There are almost two years to go before London Gateway opens, but already the marketing execs are out amongst potential customers talking up their respective ports.

For nigh on two decades Felixstowe has enjoyed its status as the UK’s premier container port unchallenged, and while there is no question of London Gateway taking that mantle overnight, its existence will provide a competitive challenge to Felixstowe the like of which it has not seen since the entrance of Thamesport in 1990.

It is worth recalling that its opening was accompanied by such a precipitous nose-dive in handling rates that “the Thamesport effect”, as it came to be known, was synonymous with introducing a large slab of capacity and the downward effect that had on container handling pricing.

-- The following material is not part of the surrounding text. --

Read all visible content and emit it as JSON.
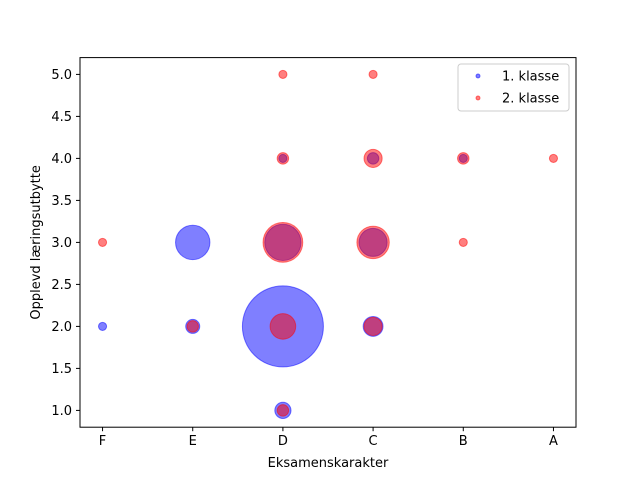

There is no question that executives at Felixstowe owner Hutchison fear that might repeat itself at the end of 2013, when London Gateway is scheduled to open.

The problem is one specific to the port industry – while handling rates can be subject to rapid downwards shifts, the opposite is not true; it is incredibly hard for terminal operators to push rates upwards, even in times when capacity is scarce, which it certainly won’t be for the foreseeable future.

“It’s going to be a bloodbath,” one Felixstowe executive told me privately a couple of months ago.

Given the fact that both parent companies have deep pockets, there ought to be every reason to expect a prolonged battle for shipping line customers.

Except that the nature of supply chains has changed considerably in the intervening years since the initial Thamesport effect. The development of portcentric logistics; the greater interest in which cargo owners are taking in port activities; and the greater involvement of logistics companies and freight forwarders in operations adjacent to container terminals means that terminals’ client bases have expanded vertically.

It is one thing negotiating with a shipping line over handling fees, but quite another if the shipping line’s own customers are demanding it use a certain port against another – and if it doesn’t those shippers will simply switch to a carrier that will call at that port.

What prominent UK freight forwarders – who are already in advanced discussions with London Gateway – believe is that both London and Felixstowe should begin promoting the UK as an alternative distribution point for Europe as a whole, particularly in regards to imports from Asia.

This argument is based on three factors: the UK’s deepsea ports have traditionally been the first call on Asia-Northern Europe and the last call on Northern Europe-Asia strings; the change in value of Sterling against the Euro has given the UK significant operating cost advantages; and thirdly, the ongoing Eurozone crisis profoundly undermines any confidence cargo owners might have about investing in continental distribution hubs.

One freight forwarder recently told me: “London Gateway has the chance to change the distribution system across Europe, and there’s no reason why Felixstowe can’t do the same. Who on earth would invest in distribution centres in the Eurozone at the moment?”